The paper proposes to transfer information across tasks using learnt representations of training datasets used in those tasks. This results in a joint Gaussian process model on hyperparameters and data representations. The developed method has a faster convergence compared to existing baselines, in some cases requiring only a few evaluations of the target objective. Through experiments, the authors show that it is possible to borrow strength between multiple hyperparameter learning tasks by making use of the similarity between training datasets used in those tasks. This helps developing the new method which finds a favourable setting of hyperparameters in only a few evaluations of the target objective.

Reviewer 3

This paper proposed a novel method for transfer learning in Bayesian hyperparameter optimization based on the theory that the distributions of previously observed datasets contain significant information that should not be ignored during hyperparameter optimization on a new dataset. They propose solutions to compare different datasets through distribution estimation and then combine this information with the classical Bayesian hyperparameter optimization setup. Experiments show that the method outperforms selected baselines. Originality: the method is novel, although it mostly bridges ideas from various fields. Quality: I would like to congratulate the authors on a very well written paper. The quality is very high throughout. Clarity: The paper is clear in general, but left me with some questions. For instance, what criterion is used to learn the NN embeddings of data distributions (Section 4.1)? Is it the marginal likelihood of the distGP/distBLR? Is it learned at the same time as the other parameters mu, nu and sigma?
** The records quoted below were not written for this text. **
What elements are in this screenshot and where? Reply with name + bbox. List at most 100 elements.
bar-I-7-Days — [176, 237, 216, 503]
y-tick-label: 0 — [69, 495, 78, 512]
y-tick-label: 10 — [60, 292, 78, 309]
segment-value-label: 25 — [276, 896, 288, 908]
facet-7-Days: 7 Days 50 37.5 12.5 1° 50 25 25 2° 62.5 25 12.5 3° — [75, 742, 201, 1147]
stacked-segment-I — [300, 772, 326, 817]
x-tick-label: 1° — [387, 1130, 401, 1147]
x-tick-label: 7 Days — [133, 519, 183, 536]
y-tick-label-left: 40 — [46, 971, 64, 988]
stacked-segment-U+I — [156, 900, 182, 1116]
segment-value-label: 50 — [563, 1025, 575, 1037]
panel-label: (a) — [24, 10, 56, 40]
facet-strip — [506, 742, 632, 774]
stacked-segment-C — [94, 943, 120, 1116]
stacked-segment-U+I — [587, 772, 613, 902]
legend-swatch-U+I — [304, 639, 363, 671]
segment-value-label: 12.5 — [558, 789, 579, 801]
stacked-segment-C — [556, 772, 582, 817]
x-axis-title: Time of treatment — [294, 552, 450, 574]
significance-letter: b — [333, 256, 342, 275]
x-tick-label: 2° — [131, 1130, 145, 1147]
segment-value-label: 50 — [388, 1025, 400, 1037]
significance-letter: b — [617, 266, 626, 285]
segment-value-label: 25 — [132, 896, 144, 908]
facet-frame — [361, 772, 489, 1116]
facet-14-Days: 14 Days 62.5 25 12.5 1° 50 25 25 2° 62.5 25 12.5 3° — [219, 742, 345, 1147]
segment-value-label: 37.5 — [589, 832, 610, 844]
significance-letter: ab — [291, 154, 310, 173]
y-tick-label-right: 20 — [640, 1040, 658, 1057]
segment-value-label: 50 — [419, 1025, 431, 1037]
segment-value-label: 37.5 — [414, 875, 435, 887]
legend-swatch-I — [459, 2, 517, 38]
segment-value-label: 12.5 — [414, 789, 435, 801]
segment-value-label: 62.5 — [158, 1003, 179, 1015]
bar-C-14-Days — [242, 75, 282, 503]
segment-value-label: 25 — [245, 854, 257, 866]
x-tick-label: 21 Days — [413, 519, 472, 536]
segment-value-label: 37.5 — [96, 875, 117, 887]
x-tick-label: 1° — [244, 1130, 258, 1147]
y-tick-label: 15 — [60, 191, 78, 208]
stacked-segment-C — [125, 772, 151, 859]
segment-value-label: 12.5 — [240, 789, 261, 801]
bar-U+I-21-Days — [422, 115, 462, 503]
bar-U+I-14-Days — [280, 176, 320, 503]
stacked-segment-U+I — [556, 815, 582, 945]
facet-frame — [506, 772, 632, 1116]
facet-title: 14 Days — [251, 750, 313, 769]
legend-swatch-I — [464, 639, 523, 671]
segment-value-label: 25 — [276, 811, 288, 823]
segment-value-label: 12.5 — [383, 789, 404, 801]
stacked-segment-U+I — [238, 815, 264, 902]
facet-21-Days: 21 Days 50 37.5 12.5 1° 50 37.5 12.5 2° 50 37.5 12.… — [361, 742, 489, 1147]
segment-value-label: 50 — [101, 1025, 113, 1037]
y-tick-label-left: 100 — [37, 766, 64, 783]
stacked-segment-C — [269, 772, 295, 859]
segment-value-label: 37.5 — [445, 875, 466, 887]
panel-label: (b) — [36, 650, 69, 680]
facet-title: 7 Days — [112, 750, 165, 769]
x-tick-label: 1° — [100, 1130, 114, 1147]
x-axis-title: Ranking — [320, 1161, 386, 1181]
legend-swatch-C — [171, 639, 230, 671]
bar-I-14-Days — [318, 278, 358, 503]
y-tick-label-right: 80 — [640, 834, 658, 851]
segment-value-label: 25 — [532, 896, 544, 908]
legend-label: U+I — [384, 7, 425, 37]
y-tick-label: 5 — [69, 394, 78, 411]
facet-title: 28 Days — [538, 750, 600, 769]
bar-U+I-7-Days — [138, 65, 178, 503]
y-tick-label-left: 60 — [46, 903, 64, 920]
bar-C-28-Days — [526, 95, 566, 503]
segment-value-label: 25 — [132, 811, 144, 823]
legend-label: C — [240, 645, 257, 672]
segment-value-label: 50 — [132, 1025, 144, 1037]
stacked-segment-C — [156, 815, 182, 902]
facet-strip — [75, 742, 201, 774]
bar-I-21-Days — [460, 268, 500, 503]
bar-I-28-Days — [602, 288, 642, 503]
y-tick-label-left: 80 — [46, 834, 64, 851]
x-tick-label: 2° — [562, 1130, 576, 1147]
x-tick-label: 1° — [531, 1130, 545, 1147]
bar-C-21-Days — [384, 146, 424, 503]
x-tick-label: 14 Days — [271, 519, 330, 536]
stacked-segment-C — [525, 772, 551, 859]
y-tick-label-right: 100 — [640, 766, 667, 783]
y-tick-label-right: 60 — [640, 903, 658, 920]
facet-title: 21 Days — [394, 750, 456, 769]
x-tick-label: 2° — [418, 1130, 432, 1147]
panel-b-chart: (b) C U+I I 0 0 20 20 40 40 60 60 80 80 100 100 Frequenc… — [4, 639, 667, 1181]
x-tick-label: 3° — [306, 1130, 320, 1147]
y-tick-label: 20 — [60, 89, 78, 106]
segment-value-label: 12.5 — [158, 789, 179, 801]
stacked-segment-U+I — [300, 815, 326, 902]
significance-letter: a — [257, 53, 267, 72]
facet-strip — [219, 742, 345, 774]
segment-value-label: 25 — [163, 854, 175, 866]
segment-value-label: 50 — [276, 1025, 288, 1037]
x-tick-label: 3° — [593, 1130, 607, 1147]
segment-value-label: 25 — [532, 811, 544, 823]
I am not deeply familiar with the Deep Kernel Learning paper but in there it seems they do use marginal likelihood. Significance: I think the paper has the potential to have a high impact in the field. I would have liked more extensive experiments to showcase this, e.g., evaluating on extensive benchmarks such as the ones in [Perrone et al. 2018]. Is there any specific reason why the ADAM optimizer was chosen for the hyperparameters (asking because most of the literature seems to have settled on L-BFGS to get rid of the learning rate)? I will finally mention in passing that the appendix was referenced a total of 14 times in the paper, and while this has no bearing on my final score for the paper, it does feel a bit heavy to have to go back and forth between the paper and the appendix. POST REBUTTAL: I have read the rebuttal, and thank the authors for the clarifications -- it seems I had misunderstood some parts of the paper. I still think this is a decent addition to make to the literature on hyperparameter optimization. I have seen instances of problems where this solution would be applicable.